Run query on user3, using LSH with 4-bit hash
Time:  0.11632561683654785


# Results / Analysis

Due to the limitations of our indexes and the number of total parameters we used, our recommendation system is neither optimal nor very accurate. 

However, our main goal is to measure the performances of the two different multidimensional indexes.

In [220]:
print("Using KD-Tree leaf-size 2, our NN query averaged:")
print((k12 + k22 + k32)/3,"seconds of runtime.")

Using KD-Tree leaf-size 2, our NN query averaged:
0.0013401508331298828 seconds of runtime.


In [221]:
print("Using KD-Tree leaf-size 4, our NN query averaged:")
print((k14 + k24 + k34)/3,"seconds of runtime.")

Using KD-Tree leaf-size 4, our NN query averaged:
0.0008162657419840494 seconds of runtime.


In [230]:
print("Using LSH with 2-bit hashes, our NN query averaged:")
print((l12 + l22 + l32)/3,"seconds of runtime.")
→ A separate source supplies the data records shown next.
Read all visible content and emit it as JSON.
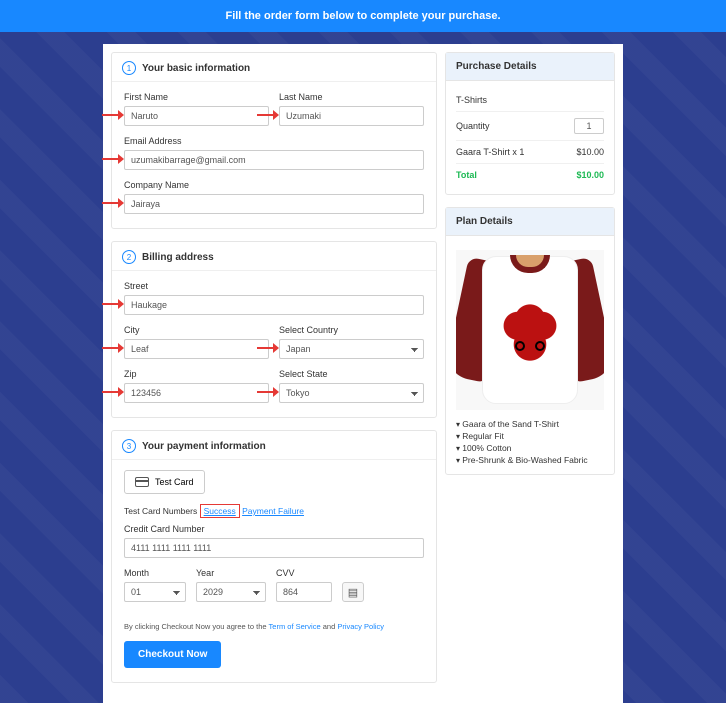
{
  "banner": "Fill the order form below to complete your purchase.",
  "section1": {
    "title": "Your basic information",
    "num": "1",
    "first_label": "First Name",
    "first_value": "Naruto",
    "last_label": "Last Name",
    "last_value": "Uzumaki",
    "email_label": "Email Address",
    "email_value": "uzumakibarrage@gmail.com",
    "company_label": "Company Name",
    "company_value": "Jairaya"
  },
  "section2": {
    "title": "Billing address",
    "num": "2",
    "street_label": "Street",
    "street_value": "Haukage",
    "city_label": "City",
    "city_value": "Leaf",
    "country_label": "Select Country",
    "country_value": "Japan",
    "zip_label": "Zip",
    "zip_value": "123456",
    "state_label": "Select State",
    "state_value": "Tokyo"
  },
  "section3": {
    "title": "Your payment information",
    "num": "3",
    "testcard_btn": "Test Card",
    "tcn_prefix": "Test Card Numbers ",
    "success": "Success",
    "failure": "Payment Failure",
    "cc_label": "Credit Card Number",
    "cc_value": "4111 1111 1111 1111",
    "month_label": "Month",
    "month_value": "01",
    "year_label": "Year",
    "year_value": "2029",
    "cvv_label": "CVV",
    "cvv_value": "864",
    "agree_pre": "By clicking Checkout Now you agree to the ",
    "tos": "Term of Service",
    "and": " and ",
    "pp": "Privacy Policy",
    "checkout": "Checkout Now"
  },
  "purchase": {
    "head": "Purchase Details",
    "item": "T-Shirts",
    "qty_label": "Quantity",
    "qty_value": "1",
    "line_label": "Gaara T-Shirt x 1",
    "line_price": "$10.00",
    "total_label": "Total",
    "total_price": "$10.00"
  },
  "plan": {
    "head": "Plan Details",
    "bullets": [
      "Gaara of the Sand T-Shirt",
      "Regular Fit",
      "100% Cotton",
      "Pre-Shrunk & Bio-Washed Fabric"
    ]
  }
}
Using LSH with 2-bit hashes, our NN query averaged:
0.13826394081115723 seconds of runtime.


In [231]:
print("Using LSH with 4-bit hashes, our NN query averaged:")
print((l14 + l24 + l34)/3,"seconds of runtime.")

Using LSH with 4-bit hashes, our NN query averaged:
0.11836202939351399 seconds of runtime.


From our KD-Tree, we can see that using a larger leaf-size can help speed up our performance.

From our LSH, we can see that using a larger hash size can help speed up our performance.

Comparing KD-Tree to LSH, our KD-tree performed significantly faster.